Tuesday, May 17, 2016

Experiencing the World

I've been meditating on a handful of topics for many years and I think I'm finally able to reduce a diverse set of ideas, observations, and gut feelings to a sentence or two that explains what I'm after.

I'm interested in the paradox that nature does not run on formal language, that is, mathematics does not govern the world, nor do our brains speak a formal language (which is why I don't think present day Turing Machine style computers will ever be intelligent) yet human beings were able to devise formal symbolic languages to create an algorithmic model for the natural world--physics for example.

How can a formal language be created within a universe that runs on poetry?

For many, many people, various formal language models of the world completely supplant the real world. (think The Matrix) For most, the formal language that obsesses them isn't physics, or mathematical models of gravity, waves, or particles, but financial ledgers and commercial transactions. The signs and symbols of money and imaginary numerical attributes of things in a marketplace dominate their mind. (Think There Will Be Blood)

From the mythmademan perspective, the computer is the DISEMBODIED MATH GOD MADE REAL. The architects of the modern computer brought their god into the world, they opened a portal to the other side for their egregore master to cross. And now, perhaps, they strive diligently to make themselves more like him, that is, to become creatures of the formal language themselves by shedding their analog, messy skins.

I've been instinctively moving the opposite way in my personal life, trying to shed the formal language skin of physics and the ledgers. To that end, we recently moved to a house with a relatively large parcel of land (15+ acres). Most of the property is wooded and there is a lot of variation in the landscape in the woods. There are streams, bogs, ravines, meadows, and ponds. A fairly fit person can walk the perimeter of the property, navigating all kinds of obstacles, and doing about 400 feet of climbing in about 30-40 minutes, or walk end to end along paths in just a few minutes. It would probably take a lifetime, though, to get to know every single corner of the place. There's practically infinite variation there, plus it changes all the time. Wildlife cycles through the property through the days, different birds are active through the seasons, and the vegetation ebbs and flows with the sun.

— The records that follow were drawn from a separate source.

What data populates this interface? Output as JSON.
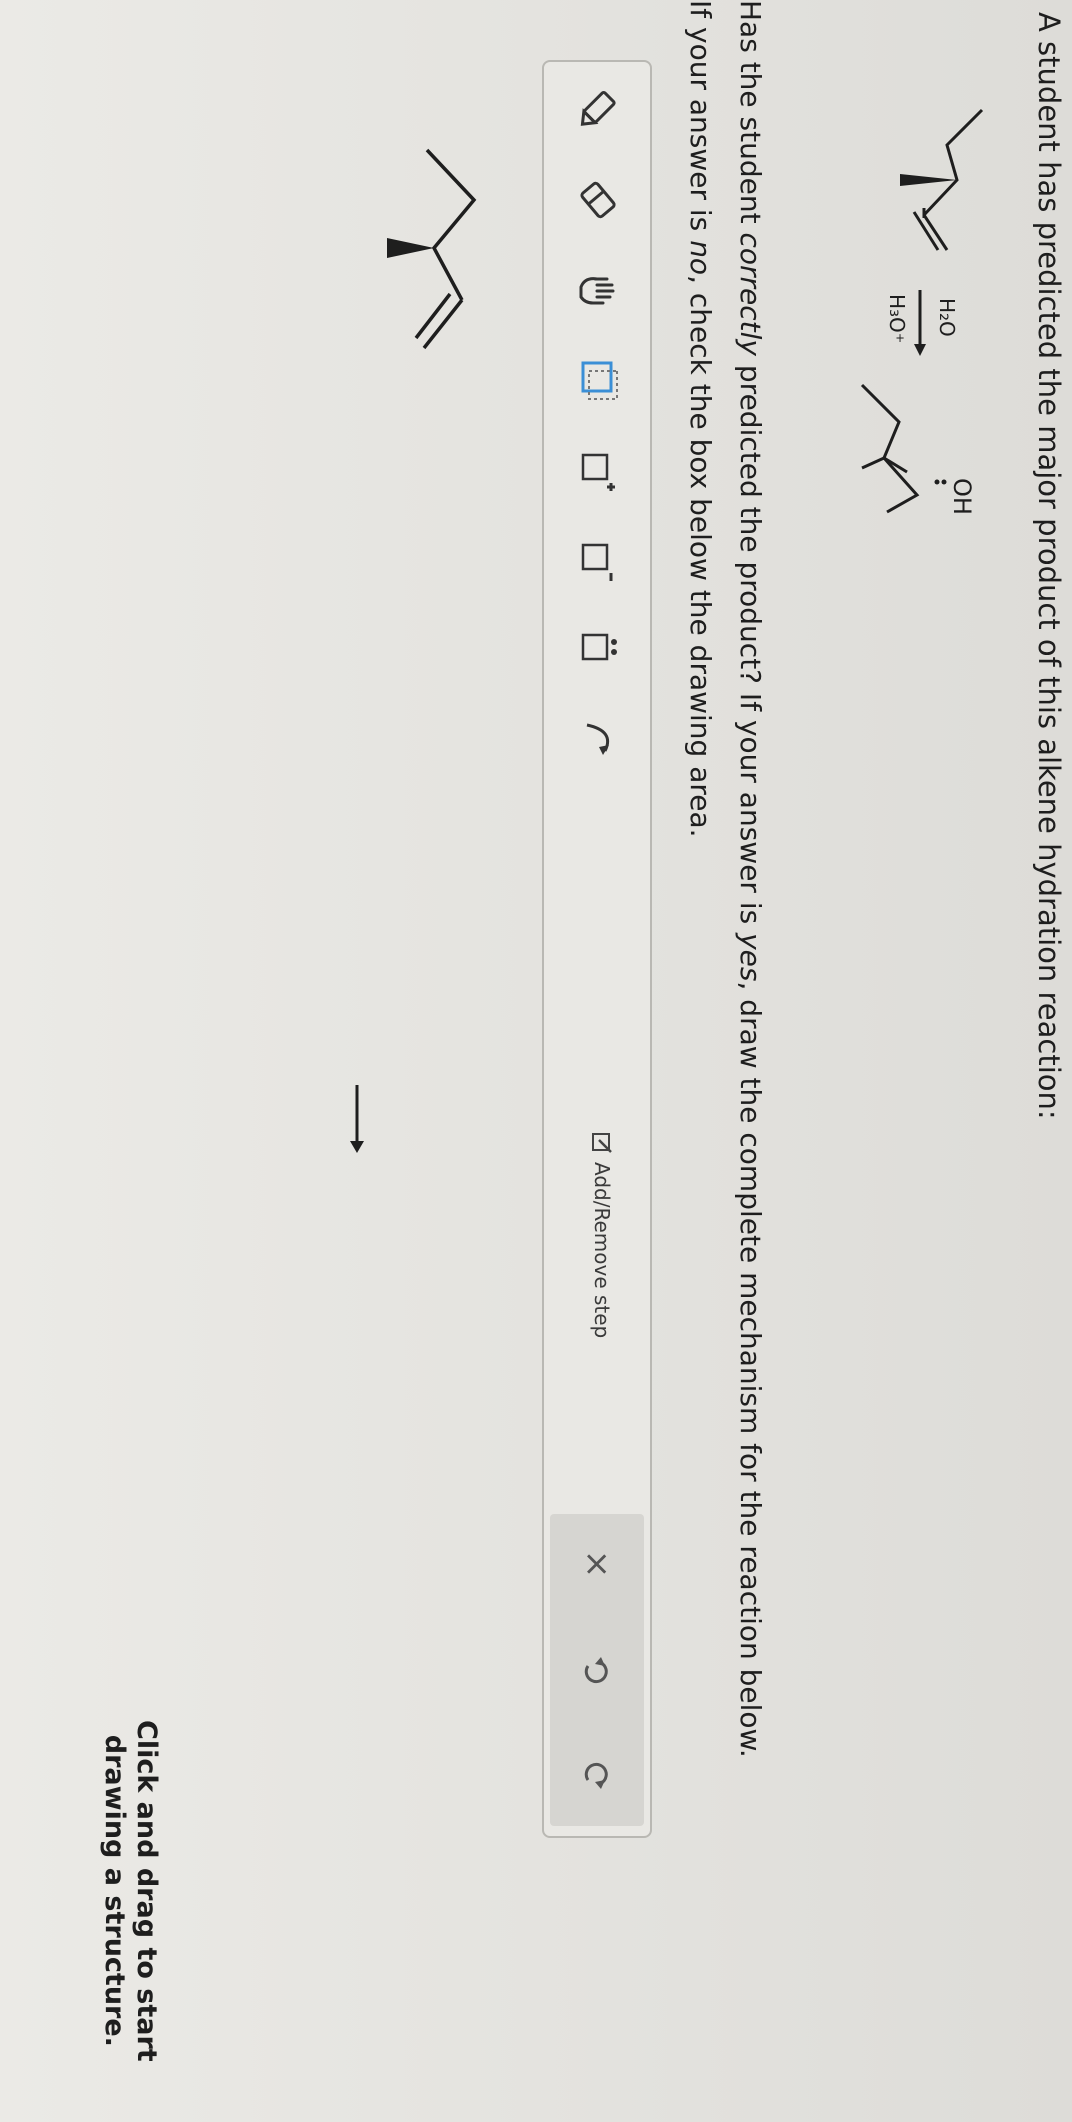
{
  "question": {
    "title": "A student has predicted the major product of this alkene hydration reaction:",
    "line1_parts": [
      "Has the student ",
      "correctly",
      " predicted the product? If your answer is ",
      "yes",
      ", draw the complete mechanism for the reaction below."
    ],
    "line2_parts": [
      "If your answer is ",
      "no",
      ", check the box below the drawing area."
    ]
  },
  "reaction": {
    "reagent_top": "H₂O",
    "reagent_bottom": "H₃O⁺",
    "product_group": "OH"
  },
  "toolbar": {
    "tools": [
      {
        "name": "pencil-tool",
        "icon": "pencil-icon"
      },
      {
        "name": "eraser-tool",
        "icon": "eraser-icon"
      },
      {
        "name": "hand-tool",
        "icon": "hand-icon"
      },
      {
        "name": "box-selection-tool",
        "icon": "box-select-icon"
      },
      {
        "name": "positive-charge-tool",
        "icon": "plus-charge-icon",
        "symbol": "+"
      },
      {
        "name": "negative-charge-tool",
        "icon": "minus-charge-icon",
        "symbol": "−"
      },
      {
        "name": "lone-pair-tool",
        "icon": "lone-pair-icon"
      },
      {
        "name": "curved-arrow-tool",
        "icon": "curved-arrow-icon"
      }
    ],
    "add_remove_label": "Add/Remove step",
    "controls": {
      "clear_icon": "close-icon",
      "undo_icon": "undo-icon",
      "redo_icon": "redo-icon",
      "clear_symbol": "×"
    }
  },
  "drawing_area": {
    "instruction_line1": "Click and drag to start",
    "instruction_line2": "drawing a structure."
  },
  "colors": {
    "background": "#e6e5e1",
    "panel": "#e9e8e4",
    "control_bar": "#d6d5d1",
    "text": "#1e1e1e"
  }
}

If one were to "manage" the property for a solely commercial purpose, e.g. agriculture, or in our case a tree farm, that is a finance-economic purpose, a fairly standard method for doing that would be to simplify the place, render it uniform--cut down all the competing trees for example so that nature would conform more closely to a ledger book.

I'm currently trying to figure out my role as a human steward of nature when I've rejected the disembodied math god.